Bei uns trudeln die ersten Vorschauen für die Frühjahrsprogramme 2023 der Verlage ein – und wir sind schon ganz gehypt! Nicht nur, weil wir uns darauf freuen, wieder viele neue Autor*innen mit euch zu entdecken, sondern weil auch einige unserer Favorit*innen mit frischen Werken an den Start gehen! Außerdem im Vorgeplänkel: ARD-Vorsitzender Tom Buhrow ruft zu einer Reform des öffentlich-rechtlichen Rundfunks auf – das fällt dem Bald-Ruheständler ja früh ein…

„Elizabeth Finch“, die Neuerscheinung des britischen Großmeisters Julian Barnes, ist ein überraschend experimenteller Roman: Protagonist Neil schreibt ein Buch im Buch, doch über wen? Bringt er sein eigenes Leben zu Papier, das seiner verstorbenen Professorin Elizabeth Finch oder das eines römischen Kaisers? Wir haben dieses literarische Puzzle zusammengesetzt.
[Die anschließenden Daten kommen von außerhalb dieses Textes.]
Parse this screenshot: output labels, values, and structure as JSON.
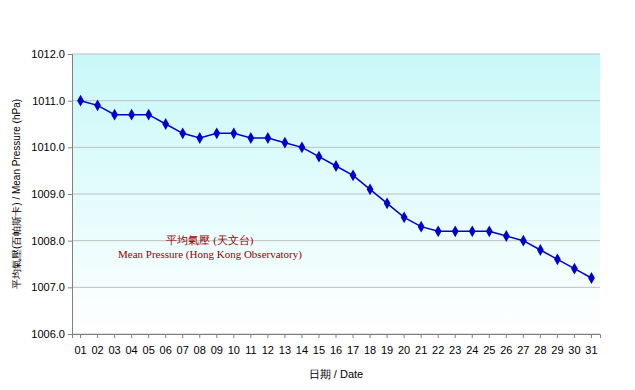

In Mexico wird sie mit Quentin Tarantino verglichen, jetzt ist Karla Zárates zweiter Roman auf Deutsch erschienen: Im Mittelpunkt von „Das letzte Mahl“ steht Koch John Guadalupe, der in einem texanischen Gefängnis die Henkersmahlzeiten der Todeskandidaten zubereitet – bis er selbst einen Mord begehen soll. Ist der Tarantino-Vergleich gerechtfertigt? Wir fällen ein eindeutiges Urteil!

Zum Abschluss unserer heutigen Weltreise geht’s nach Korea. In „Miss Kim weiß Bescheid“ fasst Cho Nam-Joo acht Erzählungen über koreanische Frauen zusammen. Die Storys widmen sich aktuellen gesellschaftlichen Themen von Mobbing bis Missbrauch, immer stark gefärbt von den Auswirkungen patriarchaler Strukturen. Kann die Bestsellerautorin uns erneut überzeugen?